The Eagles (6-5) didn’t even get anything out of him for the first seven minutes against Sacred Heart (5-7). Robinson didn’t make an attempt, allowing his teammates to take the early charge. A.J. Turner got the scoring started with a 3-pointer. Mo Jeffers challenged the Pioneers’ equally undersized forwards inside with a few early points. And Ky Bowman kept attacking the basket with reckless abandon, with every play looking like that game-winner he set up for Nik Popovic against Auburn.
When Robinson finally got onto the scoreboard, he did it in stylish fashion. His first two attempts were a spinning layup around Sacred Heart’s Quincy McKnight and a two-handed dunk off a turnover he forced.
The Eagles also showed off good ball movement in the first half. On one play, Turner teased a floater in the lane, before no-look passing it over to Popovic for an easy floater. On another, BC let the clock tick down to the end of the shot clock before launching a Draymond Green-esque 3-pointer—doing it while kicking out his right leg. Defensively, the Eagles kept the pressure on the Pioneers—in total, they forced 21 turnovers.
Yet the second half became a struggle for BC. Led by McKnight and Joseph Lopez, Sacred Heart stormed back with the aforementioned long run. Even worse, BC allowed the Pioneers to get into the bonus by the 15 minute mark. It was the kind of effort that frustrated Christian and left him questioning why his team cannot pull away from lesser opponents. Christian guesses that it isn’t because he lacks players with the skill to win, but rather the sense of mind to put in the dagger.
“I’m talking more mental mistakes than physical mistakes,” Christian said. “It seems like every time we get a chance to put somebody away, we’ll make three or four mental mistakes in a row.”
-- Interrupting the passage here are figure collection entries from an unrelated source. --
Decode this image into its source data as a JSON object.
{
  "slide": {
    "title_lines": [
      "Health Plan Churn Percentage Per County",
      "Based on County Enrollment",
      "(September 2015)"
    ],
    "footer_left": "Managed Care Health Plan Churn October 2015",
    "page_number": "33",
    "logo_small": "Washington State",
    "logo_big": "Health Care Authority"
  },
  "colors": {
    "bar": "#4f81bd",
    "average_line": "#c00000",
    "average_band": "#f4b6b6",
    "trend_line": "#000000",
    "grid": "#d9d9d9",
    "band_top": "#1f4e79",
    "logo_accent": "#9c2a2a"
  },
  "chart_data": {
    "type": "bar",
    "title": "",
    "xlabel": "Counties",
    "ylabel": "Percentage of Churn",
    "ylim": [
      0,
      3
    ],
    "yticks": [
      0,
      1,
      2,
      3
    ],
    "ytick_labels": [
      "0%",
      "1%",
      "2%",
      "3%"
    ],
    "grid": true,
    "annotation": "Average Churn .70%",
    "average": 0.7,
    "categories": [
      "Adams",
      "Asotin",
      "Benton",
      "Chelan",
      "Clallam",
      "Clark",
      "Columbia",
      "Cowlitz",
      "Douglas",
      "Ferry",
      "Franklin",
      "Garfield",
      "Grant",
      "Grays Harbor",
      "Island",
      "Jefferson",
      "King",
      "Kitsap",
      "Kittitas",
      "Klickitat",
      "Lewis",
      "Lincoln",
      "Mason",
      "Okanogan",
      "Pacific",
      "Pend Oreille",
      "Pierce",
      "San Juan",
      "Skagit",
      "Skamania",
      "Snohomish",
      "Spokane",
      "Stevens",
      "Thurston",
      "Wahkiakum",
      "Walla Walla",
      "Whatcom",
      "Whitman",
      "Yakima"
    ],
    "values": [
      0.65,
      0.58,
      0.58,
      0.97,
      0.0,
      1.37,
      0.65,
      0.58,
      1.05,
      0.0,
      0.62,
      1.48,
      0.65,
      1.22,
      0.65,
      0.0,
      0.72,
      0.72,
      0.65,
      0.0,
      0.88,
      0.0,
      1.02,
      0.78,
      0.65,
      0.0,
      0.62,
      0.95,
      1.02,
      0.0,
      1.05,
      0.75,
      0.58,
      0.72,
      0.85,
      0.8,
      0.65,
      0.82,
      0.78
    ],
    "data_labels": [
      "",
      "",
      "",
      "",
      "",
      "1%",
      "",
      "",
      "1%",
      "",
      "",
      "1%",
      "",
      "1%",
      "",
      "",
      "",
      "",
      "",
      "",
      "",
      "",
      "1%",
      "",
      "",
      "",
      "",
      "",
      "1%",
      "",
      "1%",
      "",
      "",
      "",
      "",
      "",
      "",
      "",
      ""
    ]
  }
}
Fortunately for Christian, he has a player like Robinson. Immediately following that big 3-pointer, Robinson chased down McKnight for a huge block. Robinson matched the Sacred Heart star shot-for-shot—and he’d need to, considering McKnight finished with 36 points.
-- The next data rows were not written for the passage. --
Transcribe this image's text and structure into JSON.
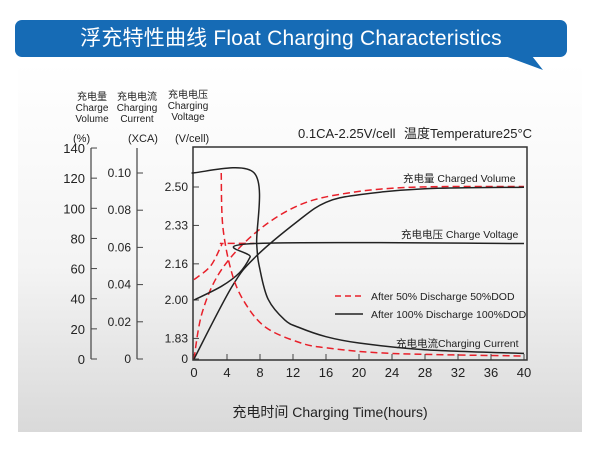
{
  "header": {
    "title": "浮充特性曲线 Float Charging Characteristics",
    "banner_color": "#166bb5"
  },
  "chart_data": {
    "type": "line",
    "condition": "0.1CA-2.25V/cell",
    "temperature": "温度Temperature25°C",
    "xlabel": "充电时间 Charging Time(hours)",
    "xlim": [
      0,
      40
    ],
    "xticks": [
      "0",
      "4",
      "8",
      "12",
      "16",
      "20",
      "24",
      "28",
      "32",
      "36",
      "40"
    ],
    "axes": {
      "volume": {
        "label_cn": "充电量",
        "label_en1": "Charge",
        "label_en2": "Volume",
        "unit": "(%)",
        "ylim": [
          0,
          140
        ],
        "ticks": [
          "0",
          "20",
          "40",
          "60",
          "80",
          "100",
          "120",
          "140"
        ]
      },
      "current": {
        "label_cn": "充电电流",
        "label_en1": "Charging",
        "label_en2": "Current",
        "unit": "(XCA)",
        "ylim": [
          0,
          0.1
        ],
        "ticks": [
          "0",
          "0.02",
          "0.04",
          "0.06",
          "0.08",
          "0.10"
        ]
      },
      "voltage": {
        "label_cn": "充电电压",
        "label_en1": "Charging",
        "label_en2": "Voltage",
        "unit": "(V/cell)",
        "ticks": [
          "0",
          "1.83",
          "2.00",
          "2.16",
          "2.33",
          "2.50"
        ]
      }
    },
    "curve_labels": {
      "volume": "充电量 Charged Volume",
      "voltage": "充电电压 Charge Voltage",
      "current": "充电电流Charging Current"
    },
    "legend": [
      {
        "name": "After 50% Discharge 50%DOD",
        "color": "#e8202a",
        "style": "dashed"
      },
      {
        "name": "After 100%  Discharge 100%DOD",
        "color": "#222222",
        "style": "solid"
      }
    ],
    "series": [
      {
        "group": "50%DOD",
        "quantity": "volume",
        "points": [
          [
            0,
            0
          ],
          [
            1,
            31
          ],
          [
            3.3,
            59
          ],
          [
            7.5,
            84
          ],
          [
            12.7,
            102
          ],
          [
            18.5,
            110
          ],
          [
            26.5,
            114
          ],
          [
            40,
            114.5
          ]
        ]
      },
      {
        "group": "100%DOD",
        "quantity": "volume",
        "points": [
          [
            0,
            0
          ],
          [
            4.6,
            48
          ],
          [
            7.5,
            68
          ],
          [
            12.7,
            92
          ],
          [
            16,
            104
          ],
          [
            20,
            109
          ],
          [
            28,
            113
          ],
          [
            40,
            114
          ]
        ]
      },
      {
        "group": "50%DOD",
        "quantity": "voltage",
        "points": [
          [
            0,
            2.09
          ],
          [
            2,
            2.15
          ],
          [
            3.3,
            2.24
          ],
          [
            3.5,
            2.25
          ],
          [
            7.3,
            2.25
          ]
        ]
      },
      {
        "group": "100%DOD",
        "quantity": "voltage",
        "points": [
          [
            0,
            2.0
          ],
          [
            3.3,
            2.06
          ],
          [
            5.5,
            2.12
          ],
          [
            6.8,
            2.19
          ],
          [
            7.3,
            2.25
          ],
          [
            40,
            2.25
          ]
        ]
      },
      {
        "group": "50%DOD",
        "quantity": "current",
        "points": [
          [
            3.3,
            0.1
          ],
          [
            3.5,
            0.071
          ],
          [
            4.6,
            0.046
          ],
          [
            6.2,
            0.03
          ],
          [
            8.7,
            0.017
          ],
          [
            12.7,
            0.009
          ],
          [
            16,
            0.006
          ],
          [
            24,
            0.003
          ],
          [
            40,
            0.0016
          ]
        ]
      },
      {
        "group": "100%DOD",
        "quantity": "current",
        "points": [
          [
            -0.3,
            0.1
          ],
          [
            7.3,
            0.1
          ],
          [
            7.6,
            0.062
          ],
          [
            8,
            0.048
          ],
          [
            9,
            0.032
          ],
          [
            11,
            0.021
          ],
          [
            12.7,
            0.017
          ],
          [
            16,
            0.012
          ],
          [
            20,
            0.0086
          ],
          [
            28,
            0.005
          ],
          [
            40,
            0.003
          ]
        ]
      }
    ]
  }
}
With the Pioneers holding close, the Eagles turned to their veteran 3-point specialist, Jordan Chatman. The 23-year-old didn’t have a strong game against Auburn from deep, and was barely a factor for much of the game. Yet on back-to-back possessions, Chatman knocked down 3-pointers off turnovers to push BC’s lead to double digits. At that point, the Eagles had little reason to worry.
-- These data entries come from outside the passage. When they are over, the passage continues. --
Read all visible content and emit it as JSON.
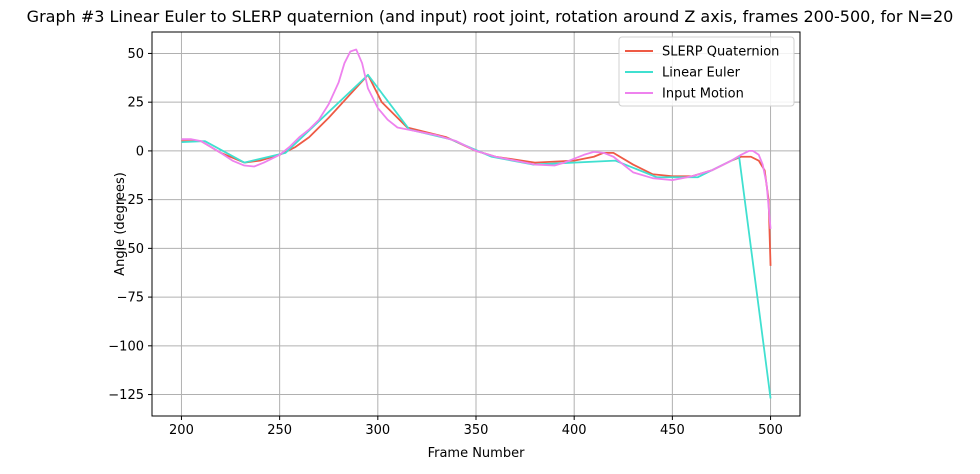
{
  "chart_data": {
    "type": "line",
    "title": "Graph #3 Linear Euler to SLERP quaternion (and input) root joint, rotation around Z axis, frames 200-500, for N=20",
    "xlabel": "Frame Number",
    "ylabel": "Angle (degrees)",
    "xlim": [
      185,
      515
    ],
    "ylim": [
      -136,
      61
    ],
    "xticks": [
      200,
      250,
      300,
      350,
      400,
      450,
      500
    ],
    "yticks": [
      -125,
      -100,
      -75,
      -50,
      -25,
      0,
      25,
      50
    ],
    "grid": true,
    "legend_position": "top-right",
    "series": [
      {
        "name": "SLERP Quaternion",
        "color": "#ee5a45",
        "x": [
          200,
          210,
          220,
          232,
          240,
          250,
          258,
          265,
          275,
          285,
          295,
          302,
          315,
          335,
          350,
          360,
          380,
          400,
          410,
          415,
          420,
          430,
          440,
          450,
          460,
          470,
          480,
          485,
          490,
          494,
          497,
          499,
          500
        ],
        "y": [
          5,
          5,
          -1,
          -6,
          -5,
          -2,
          2,
          7,
          17,
          28,
          39,
          25,
          12,
          7,
          0,
          -3,
          -6,
          -5,
          -3,
          -1,
          -1,
          -7,
          -12,
          -13,
          -13,
          -10,
          -5,
          -3,
          -3,
          -5,
          -10,
          -25,
          -59
        ]
      },
      {
        "name": "Linear Euler",
        "color": "#40e0d0",
        "x": [
          200,
          212,
          232,
          253,
          275,
          295,
          316,
          337,
          358,
          379,
          421,
          442,
          463,
          484,
          500
        ],
        "y": [
          4.5,
          5,
          -6,
          -1,
          20,
          39,
          11,
          6,
          -3,
          -7,
          -5,
          -13.5,
          -13.5,
          -3,
          -127
        ]
      },
      {
        "name": "Input Motion",
        "color": "#ee82ee",
        "x": [
          200,
          205,
          210,
          215,
          220,
          226,
          232,
          237,
          242,
          250,
          255,
          260,
          265,
          270,
          275,
          280,
          283,
          286,
          289,
          292,
          295,
          300,
          305,
          310,
          320,
          330,
          340,
          350,
          360,
          370,
          380,
          390,
          395,
          400,
          405,
          410,
          415,
          420,
          425,
          430,
          440,
          450,
          455,
          460,
          470,
          480,
          485,
          489,
          491,
          494,
          496,
          498,
          500
        ],
        "y": [
          6,
          6,
          5,
          2,
          -1,
          -5,
          -7.5,
          -8,
          -6,
          -2,
          2,
          7,
          11,
          16,
          24,
          35,
          45,
          51,
          52,
          45,
          32,
          22,
          16,
          12,
          10,
          8,
          5,
          0,
          -3,
          -5,
          -7,
          -7.5,
          -6,
          -4,
          -2,
          -0.5,
          -1,
          -3,
          -7,
          -11,
          -14,
          -15,
          -14,
          -13,
          -10,
          -5,
          -2,
          0,
          0,
          -2,
          -7,
          -17,
          -40
        ]
      }
    ]
  }
}
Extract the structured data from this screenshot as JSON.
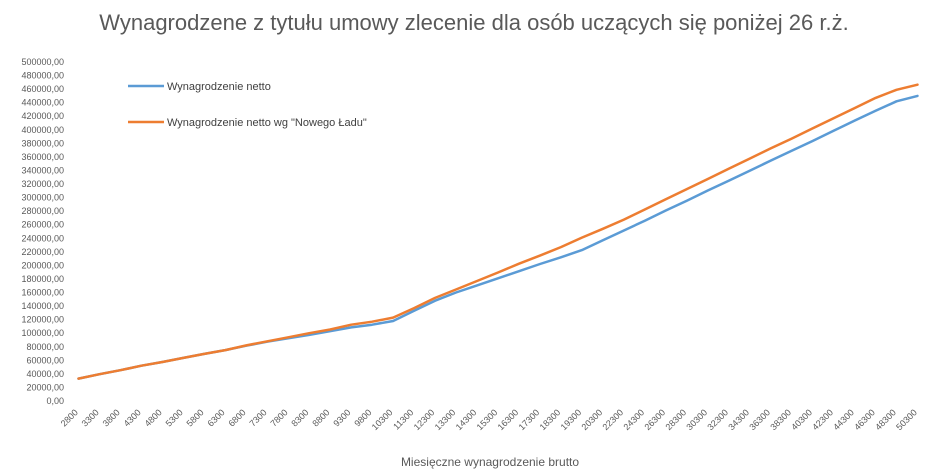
{
  "chart_data": {
    "type": "line",
    "title": "Wynagrodzene z tytułu umowy zlecenie dla osób uczących się poniżej 26 r.ż.",
    "xlabel": "Miesięczne wynagrodzenie brutto",
    "ylabel": "",
    "ylim": [
      0,
      500000
    ],
    "y_ticks": [
      0,
      20000,
      40000,
      60000,
      80000,
      100000,
      120000,
      140000,
      160000,
      180000,
      200000,
      220000,
      240000,
      260000,
      280000,
      300000,
      320000,
      340000,
      360000,
      380000,
      400000,
      420000,
      440000,
      460000,
      480000,
      500000
    ],
    "y_tick_labels": [
      "0,00",
      "20000,00",
      "40000,00",
      "60000,00",
      "80000,00",
      "100000,00",
      "120000,00",
      "140000,00",
      "160000,00",
      "180000,00",
      "200000,00",
      "220000,00",
      "240000,00",
      "260000,00",
      "280000,00",
      "300000,00",
      "320000,00",
      "340000,00",
      "360000,00",
      "380000,00",
      "400000,00",
      "420000,00",
      "440000,00",
      "460000,00",
      "480000,00",
      "500000,00"
    ],
    "categories": [
      "2800",
      "3300",
      "3800",
      "4300",
      "4800",
      "5300",
      "5800",
      "6300",
      "6800",
      "7300",
      "7800",
      "8300",
      "8800",
      "9300",
      "9800",
      "10300",
      "11300",
      "12300",
      "13300",
      "14300",
      "15300",
      "16300",
      "17300",
      "18300",
      "19300",
      "20300",
      "22300",
      "24300",
      "26300",
      "28300",
      "30300",
      "32300",
      "34300",
      "36300",
      "38300",
      "40300",
      "42300",
      "44300",
      "46300",
      "48300",
      "50300"
    ],
    "grid": false,
    "legend_position": "top-left",
    "series": [
      {
        "name": "Wynagrodzenie netto",
        "color": "#5B9BD5",
        "values": [
          33000,
          39500,
          45500,
          52000,
          57500,
          63500,
          69500,
          75000,
          81500,
          87500,
          92500,
          97500,
          103000,
          108500,
          112500,
          118000,
          133000,
          148000,
          160000,
          170500,
          181000,
          191500,
          202000,
          212000,
          222500,
          237000,
          251500,
          266000,
          281000,
          295500,
          310500,
          325000,
          339500,
          354500,
          369000,
          383500,
          398500,
          413500,
          428000,
          442000,
          450000
        ]
      },
      {
        "name": "Wynagrodzenie netto wg \"Nowego Ładu\"",
        "color": "#ED7D31",
        "values": [
          33000,
          39500,
          45500,
          52000,
          57500,
          63500,
          69500,
          75000,
          82000,
          88000,
          94000,
          100000,
          105500,
          112500,
          117000,
          123000,
          137000,
          152000,
          164500,
          177000,
          189500,
          202500,
          214500,
          227000,
          241000,
          254000,
          267500,
          282500,
          297500,
          312500,
          327500,
          342500,
          357500,
          372500,
          387000,
          402000,
          417000,
          432000,
          447000,
          459000,
          466500
        ]
      }
    ]
  }
}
“It was good to see him shoot the ball with confidence,” Christian said. “I’m not surprised he knocked down those in a row.”
Once again, without Robinson, the Eagles would have been in serious trouble. The road gets harder from here, especially once ACC play starts on Jan. 1. Christian recognizes this, too, and how imperative it is for a second scorer to rise up. But for now, as long as the Eagles do have Robinson, there’s no doubt they’ll be in every game til the end.